Conversational User Interfaces, die durch gesprochene Sprache gesteuert werden, müssen immer angesprochen werden. Sei es durch ein Schlüsselwort, ein sogenanntes wake word wie "Hey, Siri", oder durch eine andere Interaktion wie ein Tastendruck. Der Sprecherwechsel (turn taking) lässt sich bisher noch nicht gut bewerkstelligen. Das bedeutet auch: Ab und zu fühlen sich Alexa, Siri & Co. versehentlich angesprochen und leiten aus einem Gespräch Aktivitäten ab, die Nutzer so nicht beabsichtigt hat.
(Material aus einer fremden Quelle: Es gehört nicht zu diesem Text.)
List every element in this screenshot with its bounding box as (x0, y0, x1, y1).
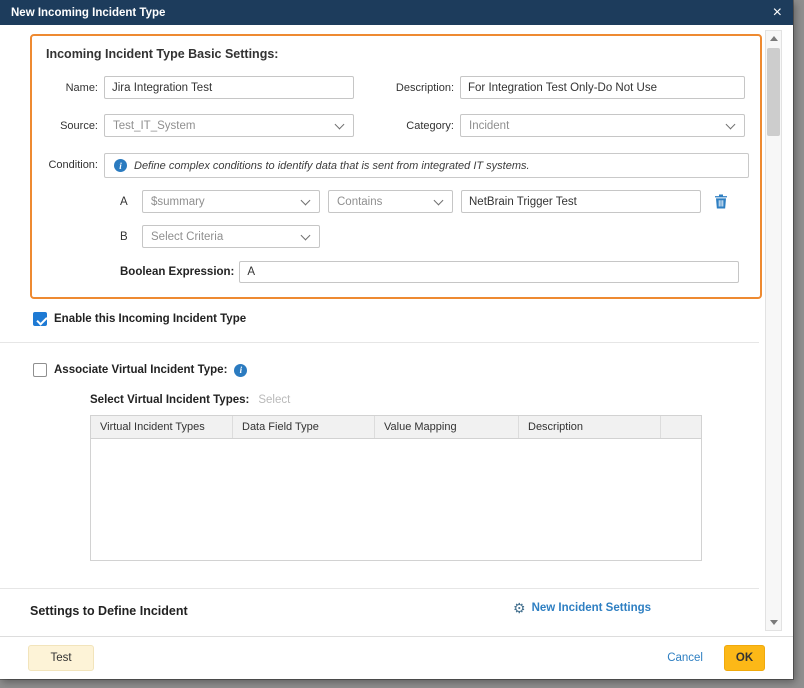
new-incident-settings-label: New Incident Settings (532, 602, 652, 614)
enable-incident-type-row: Enable this Incoming Incident Type (30, 312, 759, 326)
chevron-down-icon (301, 197, 311, 207)
delete-criteria-button[interactable] (714, 194, 728, 209)
source-category-row: Source: Test_IT_System Category: Inciden… (46, 114, 760, 137)
condition-hint-box: i Define complex conditions to identify … (104, 153, 749, 178)
select-virtual-types-row: Select Virtual Incident Types: Select (30, 394, 759, 406)
scrollbar-thumb[interactable] (767, 48, 780, 136)
dialog-title: New Incoming Incident Type (11, 7, 165, 19)
name-description-row: Name: Description: (46, 76, 760, 99)
chevron-down-icon (726, 121, 736, 131)
source-dropdown-value: Test_IT_System (113, 120, 335, 132)
enable-checkbox[interactable] (33, 312, 47, 326)
chevron-down-icon (335, 121, 345, 131)
scroll-up-arrow[interactable] (766, 31, 781, 46)
new-incident-settings-link[interactable]: ⚙ New Incident Settings (513, 601, 651, 615)
column-header-virtual-incident-types: Virtual Incident Types (91, 416, 233, 438)
table-empty-body (91, 439, 701, 560)
select-virtual-types-link[interactable]: Select (258, 394, 290, 406)
gear-icon: ⚙ (513, 601, 526, 615)
basic-settings-section: Incoming Incident Type Basic Settings: N… (30, 34, 762, 299)
boolean-expression-row: Boolean Expression: (104, 261, 749, 283)
criteria-field-placeholder: Select Criteria (151, 231, 301, 243)
boolean-expression-label: Boolean Expression: (120, 266, 234, 278)
dialog-footer: Test Cancel OK (0, 636, 793, 679)
source-label: Source: (46, 120, 104, 132)
description-label: Description: (354, 82, 460, 94)
condition-body: i Define complex conditions to identify … (104, 153, 749, 283)
criteria-field-value: $summary (151, 196, 301, 208)
close-icon[interactable]: × (773, 5, 782, 21)
associate-checkbox-label: Associate Virtual Incident Type: (54, 364, 227, 376)
name-input[interactable] (104, 76, 354, 99)
settings-define-incident-section: Settings to Define Incident ⚙ New Incide… (0, 588, 759, 628)
criteria-row-b: B Select Criteria (104, 225, 749, 248)
column-header-value-mapping: Value Mapping (375, 416, 519, 438)
section-divider (0, 342, 759, 343)
scroll-down-arrow[interactable] (766, 615, 781, 630)
source-dropdown[interactable]: Test_IT_System (104, 114, 354, 137)
ok-button[interactable]: OK (724, 645, 765, 671)
condition-section: Condition: i Define complex conditions t… (46, 153, 760, 283)
associate-checkbox[interactable] (33, 363, 47, 377)
trash-icon (714, 194, 728, 209)
settings-heading: Settings to Define Incident (30, 604, 188, 618)
criteria-letter: A (120, 196, 142, 208)
category-label: Category: (354, 120, 460, 132)
category-dropdown-value: Incident (469, 120, 726, 132)
criteria-operator-dropdown[interactable]: Contains (328, 190, 453, 213)
table-header-row: Virtual Incident Types Data Field Type V… (91, 416, 701, 439)
dialog-content: Incoming Incident Type Basic Settings: N… (0, 25, 759, 636)
select-virtual-types-label: Select Virtual Incident Types: (90, 394, 249, 406)
name-label: Name: (46, 82, 104, 94)
info-icon: i (114, 159, 127, 172)
dialog-titlebar: New Incoming Incident Type × (0, 0, 793, 25)
basic-settings-heading: Incoming Incident Type Basic Settings: (46, 47, 760, 61)
column-header-description: Description (519, 416, 661, 438)
new-incoming-incident-type-dialog: New Incoming Incident Type × Incoming In… (0, 0, 793, 679)
criteria-field-dropdown[interactable]: $summary (142, 190, 320, 213)
info-icon: i (234, 364, 247, 377)
chevron-down-icon (434, 197, 444, 207)
desktop-background: New Incoming Incident Type × Incoming In… (0, 0, 804, 688)
criteria-operator-value: Contains (337, 196, 434, 208)
enable-checkbox-label: Enable this Incoming Incident Type (54, 313, 246, 325)
criteria-field-dropdown-b[interactable]: Select Criteria (142, 225, 320, 248)
chevron-down-icon (301, 232, 311, 242)
condition-label: Condition: (46, 159, 104, 171)
category-dropdown[interactable]: Incident (460, 114, 745, 137)
vertical-scrollbar[interactable] (765, 30, 782, 631)
criteria-row-a: A $summary Contains (104, 190, 749, 213)
criteria-value-input[interactable] (461, 190, 701, 213)
column-header-data-field-type: Data Field Type (233, 416, 375, 438)
dialog-body: Incoming Incident Type Basic Settings: N… (0, 25, 793, 636)
condition-hint-text: Define complex conditions to identify da… (134, 160, 530, 172)
column-header-empty (661, 416, 701, 438)
boolean-expression-input[interactable] (239, 261, 739, 283)
description-input[interactable] (460, 76, 745, 99)
test-button[interactable]: Test (28, 645, 94, 671)
criteria-letter: B (120, 231, 142, 243)
virtual-incident-types-table: Virtual Incident Types Data Field Type V… (90, 415, 702, 561)
cancel-button[interactable]: Cancel (667, 652, 703, 664)
associate-virtual-row: Associate Virtual Incident Type: i (30, 363, 759, 377)
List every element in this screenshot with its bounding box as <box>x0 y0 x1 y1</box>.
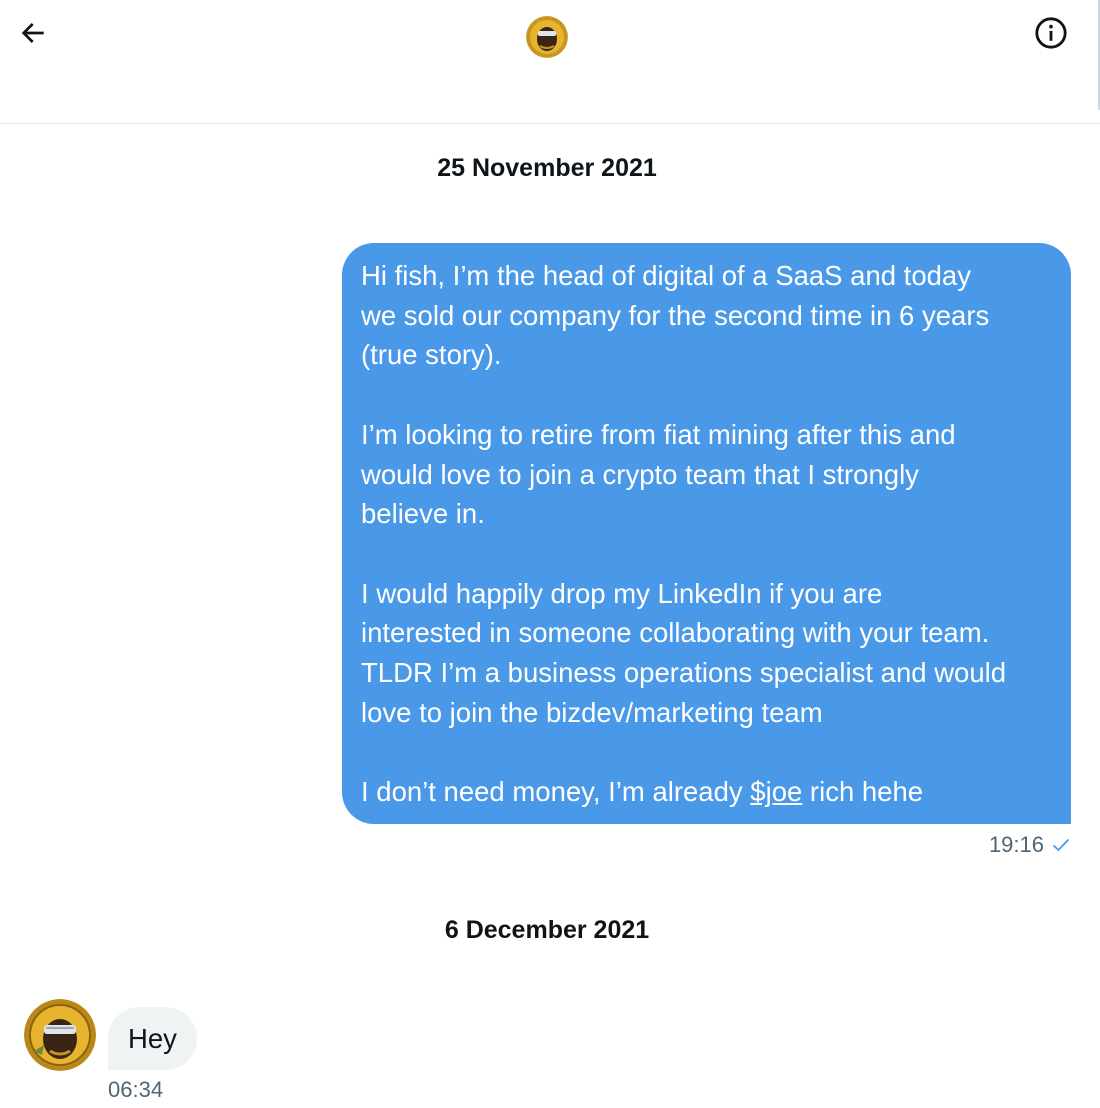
avatar-image <box>526 16 568 58</box>
received-message-bubble[interactable]: Hey <box>108 1007 197 1070</box>
check-icon <box>1052 838 1070 852</box>
message-line: (true story). <box>361 339 502 371</box>
info-circle-icon <box>1035 17 1067 49</box>
message-paragraph: I’m looking to retire from fiat mining a… <box>361 415 1051 534</box>
avatar-image <box>24 999 96 1071</box>
message-line: Hi fish, I’m the head of digital of a Sa… <box>361 260 971 291</box>
dm-conversation-page: 25 November 2021 Hi fish, I’m the head o… <box>0 0 1100 1108</box>
message-text: I don’t need money, I’m already <box>361 776 751 808</box>
date-separator: 25 November 2021 <box>437 154 657 182</box>
message-paragraph: Hi fish, I’m the head of digital of a Sa… <box>361 256 1051 375</box>
date-separator: 6 December 2021 <box>444 916 650 944</box>
message-line: would love to join a crypto team that I … <box>361 458 919 490</box>
message-text: rich hehe <box>802 776 924 808</box>
message-timestamp: 06:34 <box>108 1077 164 1102</box>
info-button[interactable] <box>1030 12 1072 54</box>
sent-message-bubble[interactable]: Hi fish, I’m the head of digital of a Sa… <box>342 243 1071 824</box>
message-line: TLDR I’m a business operations specialis… <box>361 657 1007 688</box>
profile-avatar[interactable] <box>526 16 568 58</box>
sent-message-meta: 19:16 <box>989 832 1070 858</box>
message-line: I would happily drop my LinkedIn if you … <box>361 577 883 609</box>
arrow-left-icon <box>21 23 44 43</box>
message-timestamp: 19:16 <box>988 832 1044 857</box>
conversation-header <box>0 0 1100 124</box>
back-button[interactable] <box>12 12 54 54</box>
message-line: interested in someone collaborating with… <box>361 617 990 649</box>
message-line: believe in. <box>361 498 485 530</box>
sender-avatar[interactable] <box>24 999 96 1071</box>
message-line: we sold our company for the second time … <box>361 299 990 331</box>
message-paragraph: I don’t need money, I’m already $joe ric… <box>361 772 1051 812</box>
cashtag-link[interactable]: $joe <box>750 776 802 807</box>
message-line: love to join the bizdev/marketing team <box>361 696 823 728</box>
message-paragraph: I would happily drop my LinkedIn if you … <box>361 574 1051 733</box>
message-text: Hey <box>128 1023 177 1054</box>
message-line: I’m looking to retire from fiat mining a… <box>361 418 956 450</box>
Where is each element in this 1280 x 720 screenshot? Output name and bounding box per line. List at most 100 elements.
Bei allen denn Vorteilen, für einige Probleme bietet die Conversational User Interfaces noch keine Lösung.

Mit wem sprichst Du?

Auch wenn andere anwesend sind, kann es oft zu Missverständnissen kommen: Beginnt eine Person einen Dialog mit einem Conversational User Interface, fühlen sich oft andere Anwesende angesprochen, interpretieren den Dialog falsch und reagieren. Unangenehm ist dies für die nichtangesprochene Person, aber auch für den CUI-Nutzer. Die Folge: CUI-Nutzer sprechen leiser. Dadurch erkennt das Conversational User Interface wiederum die Sprachäußerung nicht richtig und er muss wiederholt werden. Daher ist es oft schwierig, ein Conversational User Interface zu verwenden, wenn mehrere Personen anwesend sind.

Ethische Fragen

Ethische Bedenken wiegen ebenfalls schwer: Welche Daten sammelt das Conversational User Interface? Was passiert mit diesen? Das ist für den Nutzer oft nicht nachvollziehbar. Ein weiteres Problem: Mit dem CUI Google Duplex lassen sich beispielsweise Termine vereinbaren. Google Duplex ist so natürlich, dass der Nutzer nicht erkennt, ob er mit einer realen Person spricht oder mit einer Technologie. Aus ethischer Sicht sollte daher: 1. Technologien sich immer als solche zu erkennen geben. 2. Daten vertraulich behandelt werden. 3. Der Nutzer sein Einverständnis zu einer Konversation geben können.

Fazit

Conversational User Interfaces können die Interaktion natürlicher gestalten und neue Möglichkeiten der Interaktion schaffen. Nicht nur im smarten Zuhause, sondern auch in Arbeitskontexten könnten sie zukünftig bald ihr Potenzial entfalten. Insbesondere dort, wo Mensch und Künstliche Intelligenz zusammenarbeiten. Generell müssen Gestalter und Entwickler jedoch entscheiden, in welchen Anwendungsfällen ein Conversational User Interfaces angemessen ist. Dabei helfen die genannten Vor- und Nachteile.

Der Autor

Prof. Dr. Michael Burmester ist Principal Scientific Advisor bei UID. Seit 2002 ist Dr. Michael Burmester Professor für Ergonomie und Usability im Studiengang Informationsdesign an der Hochschule der Medien (HdM) in Stuttgart. Er forscht zu Methoden menschzentrierter Gestaltung und positiver User Experience. Kern der aktuellen Forschungsarbeiten ist positive User Experience in modernen Arbeitskontexten, wobei jeweils aktuelle technologische Entwicklungen, wie Künstliche Intelligenz, Virtual Reality, Augmented Reality etc. einbezogen werden. An der HdM leitet er das User Experience Research Labs (UXL) und die Forschungsgruppe „Information Experience and Design Research Group" (IXD) und ist Koordinator des durch das Bundeswirtschaftsministerium geförderte Mittelstand 4.0-Kompetenz-Zentrum Usability.